I'm just trying to imagine a conference room where Bryan Fuller is trying to present his latest idea to a small group of NBC suits.
"You could say this series is a cross between 'The Munsters' and 'Falcon Crest,'" Fuller shares enthusiastically. "In fact, imagine this: 'The Munsters' as 'Falcon Crest.'"
Somehow that got some murmurs going for NBC, and who can blame them. It's been years since the network has had a solid scripted hit, and during that time, it has tried the cheat of nostalgia to try and entice viewers to come back. Yet no one paid attention to shows like "Bionic Woman" and "Knight Rider," and "Wonder Woman" never even made it past the pilot stage.
Yet, here is NBC again, investing in another remake, hoping the attachment of a talented creator like Fuller can be its golden ticket back to respectability.
I guess it's hard to blame NBC. Think of it this way -- resurrect Herman Munster, pulling him from the comic stage to one of serious drama. If it fails, it's more ammunition for critics like me to slap my head. But if it succeeds? NBC becomes adventurous, innovative, and just about every other adjective we currently apply to cable channels. It becomes a risk-taker, and suddenly the rest of its schedule will be noticed, and both critics and viewers alike will want to find out if they're missing something there, too.
But I just don't see it happening. And I'm a Bryan Fuller fan. I mean, seriously, "Dead Like Me" was great (not the telemovie). It wasn't my favorite, but I did enjoy the feel of "Pushing Daisies." "Wonderfalls"? Wow.
However, even the best have to have their "Wonder Woman" moments, right David E. Kelley? We sometimes get so caught up in our own nostalgia that we think we can translate a classic into something for 21st century audiences.
That might work for some shows, procedurals like "Hawaii Five-0." Hell, if it were done right (and depicted strong women, instead of just sexy women), it might even work for "Charlie's Angels." But it won't work for "The Munsters." It can't work for "The Munsters."
The idea of having Frankenstein married to an undead vampire, and having them think they can function seamlessly in a real society was true satire of the human condition. The running joke was that the Munsters didn't look at themselves as monsters. They were just like the rest of us, even if the rest of us saw them differently.
That was the basis for the humor and the draw for the show not just in the 1960s, but also in its short-lived resurrection in the 1980s.
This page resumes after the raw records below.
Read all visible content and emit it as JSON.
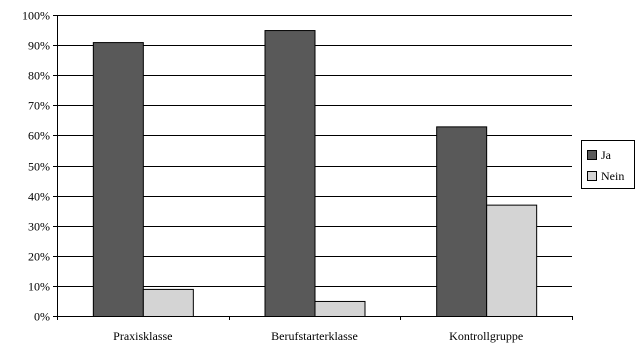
{
  "chart_data": {
    "type": "bar",
    "categories": [
      "Praxisklasse",
      "Berufstarterklasse",
      "Kontrollgruppe"
    ],
    "series": [
      {
        "name": "Ja",
        "values": [
          91,
          95,
          63
        ],
        "color": "#595959"
      },
      {
        "name": "Nein",
        "values": [
          9,
          5,
          37
        ],
        "color": "#d4d4d4"
      }
    ],
    "ylim": [
      0,
      100
    ],
    "yticks": [
      0,
      10,
      20,
      30,
      40,
      50,
      60,
      70,
      80,
      90,
      100
    ],
    "ytick_suffix": "%",
    "grid": true,
    "legend_position": "right",
    "title": "",
    "xlabel": "",
    "ylabel": ""
  }
}
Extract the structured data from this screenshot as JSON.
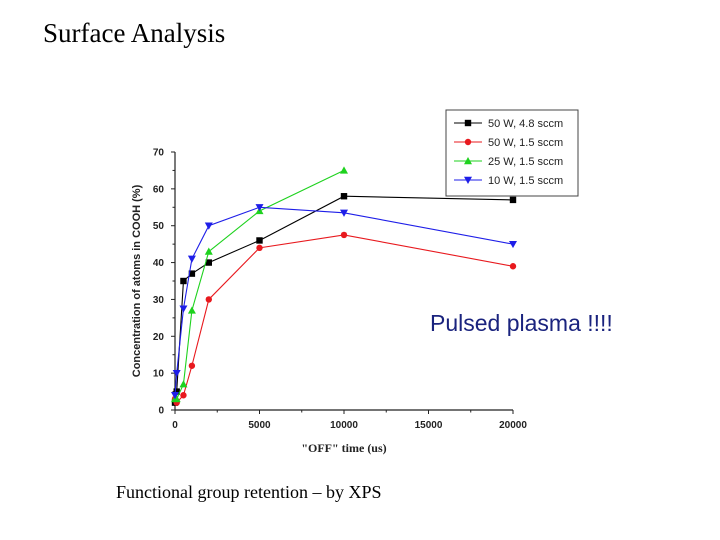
{
  "slide": {
    "title": "Surface Analysis",
    "caption": "Functional group retention – by XPS",
    "callout": "Pulsed plasma !!!!",
    "callout_color": "#1a237e"
  },
  "chart_data": {
    "type": "line",
    "title": "",
    "xlabel": "\"OFF\" time (us)",
    "ylabel": "Concentration of atoms in COOH (%)",
    "xlim": [
      0,
      20000
    ],
    "ylim": [
      0,
      70
    ],
    "xticks": [
      0,
      5000,
      10000,
      15000,
      20000
    ],
    "yticks": [
      0,
      10,
      20,
      30,
      40,
      50,
      60,
      70
    ],
    "legend_position": "top-right",
    "series": [
      {
        "name": "50 W, 4.8 sccm",
        "color": "#000000",
        "marker": "square",
        "x": [
          0,
          100,
          500,
          1000,
          2000,
          5000,
          10000,
          20000
        ],
        "y": [
          2,
          5,
          35,
          37,
          40,
          46,
          58,
          57
        ]
      },
      {
        "name": "50 W, 1.5 sccm",
        "color": "#e8191e",
        "marker": "circle",
        "x": [
          0,
          100,
          500,
          1000,
          2000,
          5000,
          10000,
          20000
        ],
        "y": [
          3,
          2,
          4,
          12,
          30,
          44,
          47.5,
          39
        ]
      },
      {
        "name": "25 W, 1.5 sccm",
        "color": "#1ed21e",
        "marker": "triangle-up",
        "x": [
          0,
          100,
          500,
          1000,
          2000,
          5000,
          10000
        ],
        "y": [
          3,
          3,
          7,
          27,
          43,
          54,
          65
        ]
      },
      {
        "name": "10 W, 1.5 sccm",
        "color": "#1e1ee8",
        "marker": "triangle-down",
        "x": [
          0,
          100,
          500,
          1000,
          2000,
          5000,
          10000,
          20000
        ],
        "y": [
          4,
          10,
          27.5,
          41,
          50,
          55,
          53.5,
          45
        ]
      }
    ]
  }
}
Don't get me wrong. It's not that concepts can't change genres. I mean, look at "Little Shop of Horrors." Both the original Roger Corman film of 1960 and the 1987 musical version are actually considered horror comedies. But Declan O'Brien thinks he can make a not-so-funny version of the film, and he's probably right.
But "The Munsters" is a totally different animal. And I fear that a botched attempt at a revival will ruin the nostalgia many people -- including me -- have in growing up and watching the original series. I personally don't see a need to make Herman, Lily and Grandpa serious. In fact, I don't even see a need to do anything more than what's already been produced.
Maybe someday, but not today. And not from a network so desperate for a hit that it will try just about anything.
Be adventurous. Be innovative. But be original. Just ask HBO, AMC or any other cable channel: Without originality, adventure and innovation just doesn't exist.